Horizontal stress magnitudes are determined from dynamic elastic moduli, effective vertical stress and a wellbore stress model using nonlinear elasticity in rock formations with medium to high porosity (15 to 40%). Full-waveform borehole acoustic waves (flexural and Stoneley) and the near-wellbore stress distribution are used to estimate the third-order elastic constants required to relate changes in the far-field shear moduli to changes in stress magnitudes. A case study from offshore Malaysia has been completed in which the results indicated a normal stress regime and horizontal stress anisotropy of 8 to 12%. Estimates of the σh are consistent with the LOT data and the formations did not show any borehole breakout, yet σHwas found to be greater than σh min. The third-order elastic constants c144 and c155 were found to be consistent with laboratory values in the published literature. Stress-velocity relationships using these results are shown to be suitable for analysis of stress path effects for time-lapse seismic surveys.
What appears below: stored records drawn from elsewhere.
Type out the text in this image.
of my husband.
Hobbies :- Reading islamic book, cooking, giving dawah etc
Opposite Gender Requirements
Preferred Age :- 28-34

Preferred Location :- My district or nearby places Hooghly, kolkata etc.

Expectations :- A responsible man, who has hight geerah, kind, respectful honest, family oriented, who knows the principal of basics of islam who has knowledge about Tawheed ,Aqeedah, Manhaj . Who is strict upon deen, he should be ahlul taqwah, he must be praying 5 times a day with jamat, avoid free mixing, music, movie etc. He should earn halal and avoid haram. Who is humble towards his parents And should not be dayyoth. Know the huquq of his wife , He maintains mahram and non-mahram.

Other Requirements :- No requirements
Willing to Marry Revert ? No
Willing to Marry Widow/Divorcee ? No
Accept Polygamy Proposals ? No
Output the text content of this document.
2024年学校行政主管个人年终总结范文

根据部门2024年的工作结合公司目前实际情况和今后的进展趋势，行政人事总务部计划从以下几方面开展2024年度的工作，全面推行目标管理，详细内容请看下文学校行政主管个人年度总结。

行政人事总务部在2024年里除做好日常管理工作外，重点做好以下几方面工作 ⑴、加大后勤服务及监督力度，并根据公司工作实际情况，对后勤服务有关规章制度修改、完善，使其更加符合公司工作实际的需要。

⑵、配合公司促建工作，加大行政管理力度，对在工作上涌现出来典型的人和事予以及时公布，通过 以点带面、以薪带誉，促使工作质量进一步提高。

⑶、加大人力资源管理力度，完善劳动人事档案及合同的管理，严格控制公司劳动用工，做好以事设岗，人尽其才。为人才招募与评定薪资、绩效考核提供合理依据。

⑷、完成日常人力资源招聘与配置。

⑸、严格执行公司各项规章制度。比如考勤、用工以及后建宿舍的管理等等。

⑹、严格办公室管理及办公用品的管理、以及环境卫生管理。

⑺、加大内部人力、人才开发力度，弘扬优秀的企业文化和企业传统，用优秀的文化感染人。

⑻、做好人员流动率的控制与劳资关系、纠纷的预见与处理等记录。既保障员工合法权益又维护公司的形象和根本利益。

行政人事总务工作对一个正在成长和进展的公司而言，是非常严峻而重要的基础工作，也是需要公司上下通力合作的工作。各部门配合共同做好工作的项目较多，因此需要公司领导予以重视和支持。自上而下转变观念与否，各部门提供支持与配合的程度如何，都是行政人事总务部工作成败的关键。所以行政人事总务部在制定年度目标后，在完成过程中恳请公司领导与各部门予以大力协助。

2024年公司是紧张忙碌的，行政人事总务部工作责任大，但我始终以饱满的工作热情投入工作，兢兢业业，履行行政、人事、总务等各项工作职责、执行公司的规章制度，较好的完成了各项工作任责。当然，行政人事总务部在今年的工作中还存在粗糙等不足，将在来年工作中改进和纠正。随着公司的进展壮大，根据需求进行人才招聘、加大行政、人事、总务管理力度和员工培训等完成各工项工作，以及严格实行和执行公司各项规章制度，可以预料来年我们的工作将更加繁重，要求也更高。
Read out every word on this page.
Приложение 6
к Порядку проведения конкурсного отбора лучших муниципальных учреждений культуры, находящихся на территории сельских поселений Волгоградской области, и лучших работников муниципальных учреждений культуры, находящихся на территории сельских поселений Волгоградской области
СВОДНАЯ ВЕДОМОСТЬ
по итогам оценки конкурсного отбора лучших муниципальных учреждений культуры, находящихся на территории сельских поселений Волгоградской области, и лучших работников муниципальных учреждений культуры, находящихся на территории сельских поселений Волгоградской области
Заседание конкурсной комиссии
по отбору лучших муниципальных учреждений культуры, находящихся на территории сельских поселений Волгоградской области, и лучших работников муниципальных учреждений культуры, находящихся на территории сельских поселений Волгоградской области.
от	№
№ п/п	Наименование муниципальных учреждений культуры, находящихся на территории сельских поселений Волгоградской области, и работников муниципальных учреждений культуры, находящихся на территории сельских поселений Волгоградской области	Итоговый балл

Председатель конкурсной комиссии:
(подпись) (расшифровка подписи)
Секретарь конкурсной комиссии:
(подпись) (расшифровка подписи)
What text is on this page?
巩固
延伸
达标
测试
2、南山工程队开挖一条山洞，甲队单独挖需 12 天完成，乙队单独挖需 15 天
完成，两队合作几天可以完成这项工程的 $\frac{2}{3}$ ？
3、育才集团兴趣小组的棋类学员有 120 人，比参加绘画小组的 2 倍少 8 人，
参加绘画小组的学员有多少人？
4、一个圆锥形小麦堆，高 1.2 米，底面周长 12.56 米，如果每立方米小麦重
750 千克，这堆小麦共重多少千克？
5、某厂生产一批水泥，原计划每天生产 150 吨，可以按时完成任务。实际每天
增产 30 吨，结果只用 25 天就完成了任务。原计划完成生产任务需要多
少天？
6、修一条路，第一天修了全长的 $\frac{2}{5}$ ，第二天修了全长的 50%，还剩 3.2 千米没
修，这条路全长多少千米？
It has become a standard practice within the petroleum industry to construct wellbore geomechanical models for applications such as designing safe mud windows for drilling, predicting sand production and designing stimulation treatments in the form of hydraulic fracturing. A particular need is better quantifying of geomechanical properties, i.e. the in-situ stress field, pore pressure, material properties (elastic, yield or quasibrittle failure, hardness, rock-fluid sensitivity), their anisotropic nature and their spatial heterogeneities, as well as the presence of discontinuities (such as natural fractures or geological layering). With the evolution of the unconventional resource market, much advancement has been made to quantify the impact of layering anisotropy within shale rocks for stimulation design (Higgins et al. 2008, Prioul et al. 2011).
It is known that in many offshore environments where deepwater exploration is increasing, linear elasticity is not always sufficient as a constitutive law (e.g. stress-sensitive high porosity rocks), yet simple empirical stress models (Eaton 1969, Matthews & Kelley 1967) are still being used today. Even though these models are robust and require only limited input data, they do not account for unbalanced tectonic stress or formation anisotropy. Case studies have shown that these two factors should be considered; otherwise, well integrity issues may arise (Kozlowski et al. 2011). The minimum horizontal stress can be determined through extended leak-off tests or mini-fracs. In deepwellbores the maximum horizontal stress is difficult to measure directly, and therefore borehole failure models have been traditionally employed to determine its magnitude. However, within most offshore wells, synthetic oil-based mud systems are commonly used, resulting in fewer observations of wellbore failure. Furthermore, in formations that are considered nonelastic, these failure models are not applicable (Zoback et al. 1985).